I attend a fortnightly midweek group through my church. Before Christmas we have been watching a series of DVD presentations by a relatively well-known Christian writer, speaker and presenter.
There is quite a career to be had on the publishing and preaching circuit and this chap has been doing it a while. I'm not going to name him because what I'm about to write may come across as personal criticism, when instead it's more of a comment on the demi-evangelical Christianity I haven't been kicked out of yet. (The time is no doubt coming.) But, anyway, despite my preserving his anonymity, I'm sure plenty of people will have seen this DVD.
The session we were watching was on being honest and prospering justly in life. There was a lot of good stuff in there about not cheating your employer and giving your best in work and so on. But then came a personal story that I honestly believe is the most middle class example of God's provision I have ever heard.
I should say, in his defence, it was his own story. He didn't rehash something from the 'Big Book of Dubious Sermon Examples' or give a vague story about something that happened in his uncle's flatmate's church. It was his testimony and perhaps I shouldn't be so harsh.

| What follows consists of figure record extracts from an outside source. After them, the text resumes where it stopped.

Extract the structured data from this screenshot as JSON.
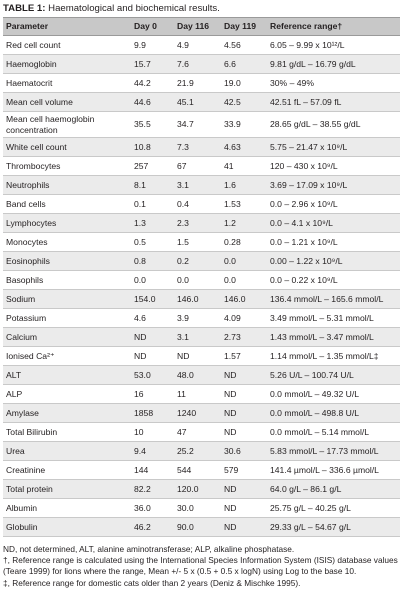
{
  "caption": {
    "label": "TABLE 1:",
    "text": " Haematological and biochemical results."
  },
  "headers": [
    "Parameter",
    "Day 0",
    "Day 116",
    "Day 119",
    "Reference range†"
  ],
  "rows": [
    [
      "Red cell count",
      "9.9",
      "4.9",
      "4.56",
      "6.05 – 9.99 x 10¹²/L"
    ],
    [
      "Haemoglobin",
      "15.7",
      "7.6",
      "6.6",
      "9.81 g/dL – 16.79 g/dL"
    ],
    [
      "Haematocrit",
      "44.2",
      "21.9",
      "19.0",
      "30% – 49%"
    ],
    [
      "Mean cell volume",
      "44.6",
      "45.1",
      "42.5",
      "42.51 fL – 57.09 fL"
    ],
    [
      "Mean cell haemoglobin concentration",
      "35.5",
      "34.7",
      "33.9",
      "28.65 g/dL – 38.55 g/dL"
    ],
    [
      "White cell count",
      "10.8",
      "7.3",
      "4.63",
      "5.75 – 21.47 x 10⁹/L"
    ],
    [
      "Thrombocytes",
      "257",
      "67",
      "41",
      "120 – 430 x 10⁹/L"
    ],
    [
      "Neutrophils",
      "8.1",
      "3.1",
      "1.6",
      "3.69 – 17.09 x 10⁹/L"
    ],
    [
      "Band cells",
      "0.1",
      "0.4",
      "1.53",
      "0.0 – 2.96 x 10⁹/L"
    ],
    [
      "Lymphocytes",
      "1.3",
      "2.3",
      "1.2",
      "0.0 – 4.1 x 10⁹/L"
    ],
    [
      "Monocytes",
      "0.5",
      "1.5",
      "0.28",
      "0.0 – 1.21 x 10⁹/L"
    ],
    [
      "Eosinophils",
      "0.8",
      "0.2",
      "0.0",
      "0.00 – 1.22 x 10⁹/L"
    ],
    [
      "Basophils",
      "0.0",
      "0.0",
      "0.0",
      "0.0 – 0.22 x 10⁹/L"
    ],
    [
      "Sodium",
      "154.0",
      "146.0",
      "146.0",
      "136.4 mmol/L – 165.6 mmol/L"
    ],
    [
      "Potassium",
      "4.6",
      "3.9",
      "4.09",
      "3.49 mmol/L – 5.31 mmol/L"
    ],
    [
      "Calcium",
      "ND",
      "3.1",
      "2.73",
      "1.43 mmol/L – 3.47 mmol/L"
    ],
    [
      "Ionised Ca²⁺",
      "ND",
      "ND",
      "1.57",
      "1.14 mmol/L – 1.35 mmol/L‡"
    ],
    [
      "ALT",
      "53.0",
      "48.0",
      "ND",
      "5.26 U/L – 100.74 U/L"
    ],
    [
      "ALP",
      "16",
      "11",
      "ND",
      "0.0 mmol/L – 49.32 U/L"
    ],
    [
      "Amylase",
      "1858",
      "1240",
      "ND",
      "0.0 mmol/L – 498.8 U/L"
    ],
    [
      "Total Bilirubin",
      "10",
      "47",
      "ND",
      "0.0 mmol/L – 5.14 mmol/L"
    ],
    [
      "Urea",
      "9.4",
      "25.2",
      "30.6",
      "5.83 mmol/L – 17.73 mmol/L"
    ],
    [
      "Creatinine",
      "144",
      "544",
      "579",
      "141.4 µmol/L – 336.6 µmol/L"
    ],
    [
      "Total protein",
      "82.2",
      "120.0",
      "ND",
      "64.0 g/L – 86.1 g/L"
    ],
    [
      "Albumin",
      "36.0",
      "30.0",
      "ND",
      "25.75 g/L – 40.25 g/L"
    ],
    [
      "Globulin",
      "46.2",
      "90.0",
      "ND",
      "29.33 g/L – 54.67 g/L"
    ]
  ],
  "footnotes": [
    "ND, not determined, ALT, alanine aminotransferase; ALP, alkaline phosphatase.",
    "†, Reference range is calculated using the International Species Information System (ISIS) database values (Teare 1999) for lions where the range, Mean +/- 5 x (0.5 + 0.5 x logN) using Log to the base 10.",
    "‡, Reference range for domestic cats older than 2 years (Deniz & Mischke 1995)."
  ]
}
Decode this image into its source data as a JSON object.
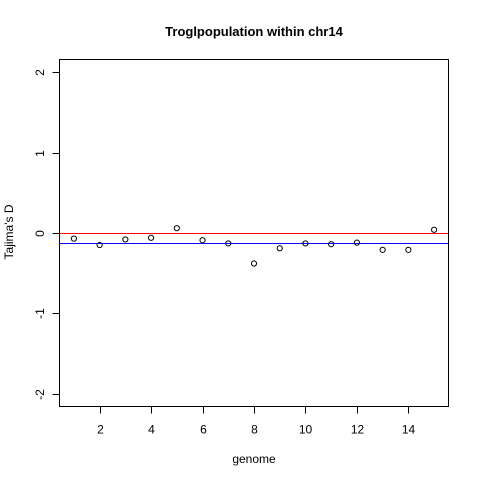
{
  "chart_data": {
    "type": "scatter",
    "title": "Troglpopulation within chr14",
    "xlabel": "genome",
    "ylabel": "Tajima's D",
    "xlim": [
      0.44,
      15.56
    ],
    "ylim": [
      -2.16,
      2.16
    ],
    "x_ticks": [
      2,
      4,
      6,
      8,
      10,
      12,
      14
    ],
    "y_ticks": [
      -2,
      -1,
      0,
      1,
      2
    ],
    "x": [
      1,
      2,
      3,
      4,
      5,
      6,
      7,
      8,
      9,
      10,
      11,
      12,
      13,
      14,
      15
    ],
    "y": [
      -0.07,
      -0.15,
      -0.08,
      -0.06,
      0.06,
      -0.09,
      -0.13,
      -0.38,
      -0.19,
      -0.13,
      -0.14,
      -0.12,
      -0.21,
      -0.21,
      0.04
    ],
    "reference_lines": [
      {
        "y": 0,
        "color": "#ff0000"
      },
      {
        "y": -0.125,
        "color": "#0000ff"
      }
    ],
    "point_color": "#000000",
    "grid": false
  }
}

But this is the gist. The preacher and his wife wanted to buy a bigger house - I think they had a new addition to the family on the way - and they were looking round lots of houses. They saw one that was above their budget and they couldn't really afford, but which they really wanted more than any of the others. So they prayed. And the next day his wife's godmother contacted them and said she felt she 'ought' to give them some money. And wouldn't you know? The amount his wife's godmother gave them was exactly the difference between what they could afford and the price they negotiated on the house.
Huzzah. Divine provision.
It just struck me though, like I said, how irredeemably middle class that was.
First off, we have the 'need'. Not for a house. Not for shelter, a roof over their heads. But for a bigger house.

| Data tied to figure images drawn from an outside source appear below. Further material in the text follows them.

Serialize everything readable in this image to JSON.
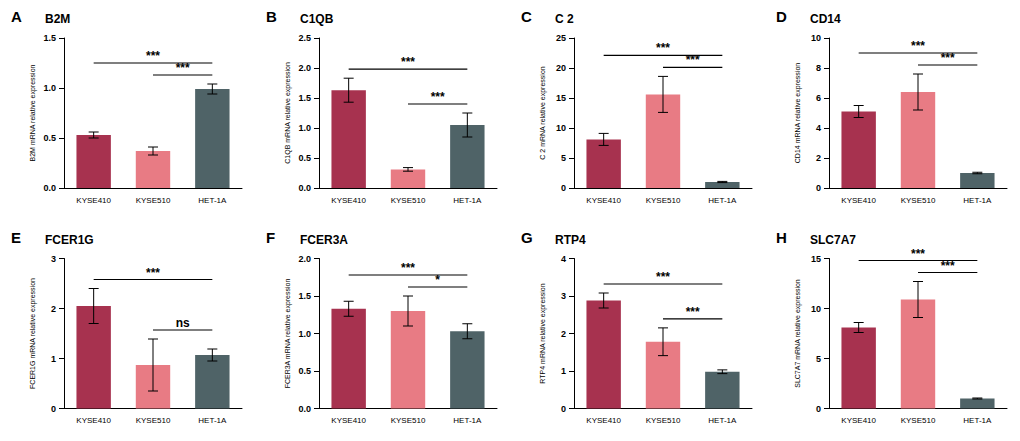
{
  "chart_data": [
    {
      "type": "bar",
      "panel": "A",
      "title": "B2M",
      "y_label": "B2M mRNA relative expression",
      "categories": [
        "KYSE410",
        "KYSE510",
        "HET-1A"
      ],
      "values": [
        0.53,
        0.37,
        0.99
      ],
      "errors": [
        0.03,
        0.04,
        0.05
      ],
      "colors": [
        "#a7324f",
        "#e87b84",
        "#4f6367"
      ],
      "ylim": [
        0,
        1.5
      ],
      "yticks": [
        {
          "value": 0,
          "label": "0.0"
        },
        0.5,
        {
          "value": 1,
          "label": "1.0"
        },
        1.5
      ],
      "comparisons": [
        {
          "from": "KYSE410",
          "to": "HET-1A",
          "label": "***"
        },
        {
          "from": "KYSE510",
          "to": "HET-1A",
          "label": "***"
        }
      ]
    },
    {
      "type": "bar",
      "panel": "B",
      "title": "C1QB",
      "y_label": "C1QB mRNA relative expression",
      "categories": [
        "KYSE410",
        "KYSE510",
        "HET-1A"
      ],
      "values": [
        1.63,
        0.31,
        1.05
      ],
      "errors": [
        0.2,
        0.03,
        0.2
      ],
      "colors": [
        "#a7324f",
        "#e87b84",
        "#4f6367"
      ],
      "ylim": [
        0,
        2.5
      ],
      "yticks": [
        {
          "value": 0,
          "label": "0.0"
        },
        0.5,
        {
          "value": 1,
          "label": "1.0"
        },
        1.5,
        {
          "value": 2,
          "label": "2.0"
        },
        2.5
      ],
      "comparisons": [
        {
          "from": "KYSE410",
          "to": "HET-1A",
          "label": "***"
        },
        {
          "from": "KYSE510",
          "to": "HET-1A",
          "label": "***"
        }
      ]
    },
    {
      "type": "bar",
      "panel": "C",
      "title": "C 2",
      "y_label": "C 2 mRNA relative expression",
      "categories": [
        "KYSE410",
        "KYSE510",
        "HET-1A"
      ],
      "values": [
        8.1,
        15.6,
        1.0
      ],
      "errors": [
        1.0,
        3.0,
        0.1
      ],
      "colors": [
        "#a7324f",
        "#e87b84",
        "#4f6367"
      ],
      "ylim": [
        0,
        25
      ],
      "yticks": [
        0,
        5,
        10,
        15,
        20,
        25
      ],
      "comparisons": [
        {
          "from": "KYSE410",
          "to": "HET-1A",
          "label": "***"
        },
        {
          "from": "KYSE510",
          "to": "HET-1A",
          "label": "***"
        }
      ]
    },
    {
      "type": "bar",
      "panel": "D",
      "title": "CD14",
      "y_label": "CD14 mRNA relative expression",
      "categories": [
        "KYSE410",
        "KYSE510",
        "HET-1A"
      ],
      "values": [
        5.1,
        6.4,
        1.0
      ],
      "errors": [
        0.4,
        1.2,
        0.05
      ],
      "colors": [
        "#a7324f",
        "#e87b84",
        "#4f6367"
      ],
      "ylim": [
        0,
        10
      ],
      "yticks": [
        0,
        2,
        4,
        6,
        8,
        10
      ],
      "comparisons": [
        {
          "from": "KYSE410",
          "to": "HET-1A",
          "label": "***"
        },
        {
          "from": "KYSE510",
          "to": "HET-1A",
          "label": "***"
        }
      ]
    },
    {
      "type": "bar",
      "panel": "E",
      "title": "FCER1G",
      "y_label": "FCER1G mRNA relative expression",
      "categories": [
        "KYSE410",
        "KYSE510",
        "HET-1A"
      ],
      "values": [
        2.05,
        0.87,
        1.07
      ],
      "errors": [
        0.35,
        0.52,
        0.12
      ],
      "colors": [
        "#a7324f",
        "#e87b84",
        "#4f6367"
      ],
      "ylim": [
        0,
        3
      ],
      "yticks": [
        0,
        1,
        2,
        3
      ],
      "comparisons": [
        {
          "from": "KYSE410",
          "to": "HET-1A",
          "label": "***"
        },
        {
          "from": "KYSE510",
          "to": "HET-1A",
          "label": "ns"
        }
      ]
    },
    {
      "type": "bar",
      "panel": "F",
      "title": "FCER3A",
      "y_label": "FCER3A mRNA relative expression",
      "categories": [
        "KYSE410",
        "KYSE510",
        "HET-1A"
      ],
      "values": [
        1.33,
        1.3,
        1.03
      ],
      "errors": [
        0.1,
        0.2,
        0.1
      ],
      "colors": [
        "#a7324f",
        "#e87b84",
        "#4f6367"
      ],
      "ylim": [
        0,
        2
      ],
      "yticks": [
        {
          "value": 0,
          "label": "0.0"
        },
        0.5,
        {
          "value": 1,
          "label": "1.0"
        },
        1.5,
        {
          "value": 2,
          "label": "2.0"
        }
      ],
      "comparisons": [
        {
          "from": "KYSE410",
          "to": "HET-1A",
          "label": "***"
        },
        {
          "from": "KYSE510",
          "to": "HET-1A",
          "label": "*"
        }
      ]
    },
    {
      "type": "bar",
      "panel": "G",
      "title": "RTP4",
      "y_label": "RTP4 mRNA relative expression",
      "categories": [
        "KYSE410",
        "KYSE510",
        "HET-1A"
      ],
      "values": [
        2.88,
        1.78,
        0.98
      ],
      "errors": [
        0.2,
        0.37,
        0.05
      ],
      "colors": [
        "#a7324f",
        "#e87b84",
        "#4f6367"
      ],
      "ylim": [
        0,
        4
      ],
      "yticks": [
        0,
        1,
        2,
        3,
        4
      ],
      "comparisons": [
        {
          "from": "KYSE410",
          "to": "HET-1A",
          "label": "***"
        },
        {
          "from": "KYSE510",
          "to": "HET-1A",
          "label": "***"
        }
      ]
    },
    {
      "type": "bar",
      "panel": "H",
      "title": "SLC7A7",
      "y_label": "SLC7A7 mRNA relative expression",
      "categories": [
        "KYSE410",
        "KYSE510",
        "HET-1A"
      ],
      "values": [
        8.1,
        10.9,
        1.0
      ],
      "errors": [
        0.5,
        1.8,
        0.05
      ],
      "colors": [
        "#a7324f",
        "#e87b84",
        "#4f6367"
      ],
      "ylim": [
        0,
        15
      ],
      "yticks": [
        0,
        5,
        10,
        15
      ],
      "comparisons": [
        {
          "from": "KYSE410",
          "to": "HET-1A",
          "label": "***"
        },
        {
          "from": "KYSE510",
          "to": "HET-1A",
          "label": "***"
        }
      ]
    }
  ]
}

But it's not as if a bigger house was outside their means. There were others they could afford, but the one they really liked was too expensive. So, it's about having the right house. A nicer house.

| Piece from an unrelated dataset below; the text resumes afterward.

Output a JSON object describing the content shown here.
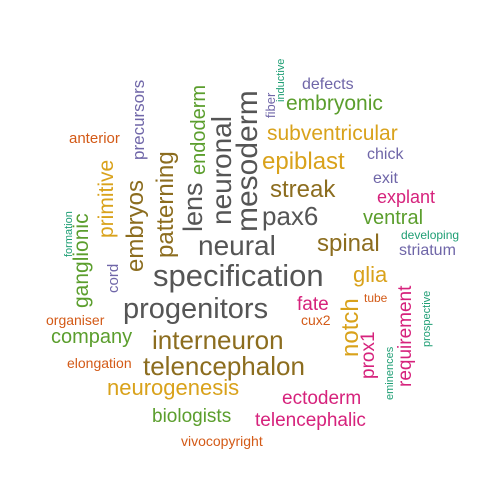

And then there's the means of provision. His wife's godmother. Probably a very lovely, saintly person.
But you have to be a certain kind of person to have a godmother. There's a class thing there.
Especially to have a godmother who can afford to bung you a few thousand quid on a whim.
The questions I was left with were, 'What if his wife's parents had been Baptist and she hadn't had a godmother? What would God have done then?'
Along with, 'Why did they need to bother God at all with that request - why didn't they just ask the godmother if they could borrow some cash, which she would probably have just given them?'
My point is that as a testimony it suffers by not being universally applicable - it implies that if you are middle class enough to have a rich godmother your prayers for a nicer house might get answered. It also suffers by not really being about provision. It's about middle class people sharing their wealth with other middle class people.
I keep hearing a lot of talk about 'good news for the poor' and reaching disadvantaged communities with the Gospel. And that's good. But the cause isn't helped when we are mired in our class-based understanding of the necessities of life and our testimonies become about how God has met our middle class wants when talking to a world in need.